Of course, Rod Lurie's directorial debut isn't just a dry lesson in politics. Lurie keeps the proceedings brisk and accessible, guiding us through the selection process with a keen sense of what makes good, gripping drama - - for the first hour at least. He achieves this by hanging the plot on a pertinent poser: when will the US get its first lady Pres?
The casting of Joan Allen as the dark horse contender was Lurie's smartest move. Allen manages to infuse Senator Hanson with exactly the right balance of mature sexiness, finely-honed political savvy and concrete integrity for us to believe she could be in the running for the second-biggest job in the executive branch. When Hanson is forced to make tough decisions and is placed under tremendous psychological pressure, Allen is nothing less than persuasive.
The supporting players are just as impressive. As the bitterly ambitious Senator Runyon, Gary Oldman has transformed himself into a wiry fiftysomething runt who's so immersed in his own, small, political crusade against Hanson that it's hard to treat him as an out-and-out bad guy. On the lighter side, meanwhile, is Jeff Bridges as the Big P. This is very possibly a career-best from Bridges, who introduces some welcome comedy as a man who obviously revels in the benefits of being the world's most powerful leader, holding meetings in the White House bowling alley (who elected The Dude?) and insisting that his guests test out the Oval Office's excellent catering services.

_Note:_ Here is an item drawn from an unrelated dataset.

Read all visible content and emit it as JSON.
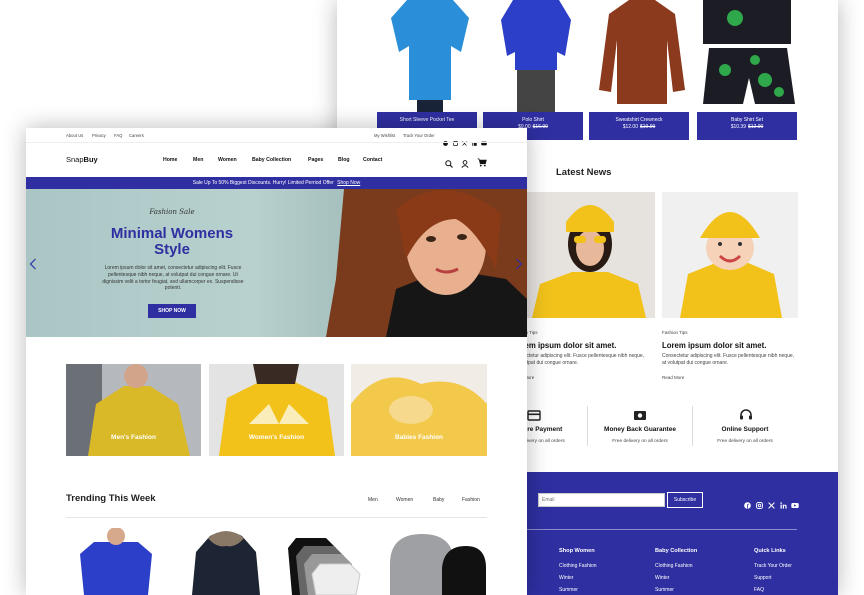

Problem is, The Contender goes wrong in the last half-hour. All of a sudden we're presented with gaping plot holes and, most unforgivable of all, the sudden, clumsy introduction of a dialogue-drowning score which screams: "Be inspired you dozy mooks!" Yet Allen, Bridges and Oldman's combined talents are just enough to keep it on the right side of entertaining - - it's just a shame Lurie allowed his audience to have its patience so thoroughly tested.
An intelligent political drama which is dragged into the depths of dumbness by a monstrous soundtrack and a rapidly unravelling plot. However, a trio of spotless performances mean The Contender is flawed-but-enjoyable rather than unwatchable.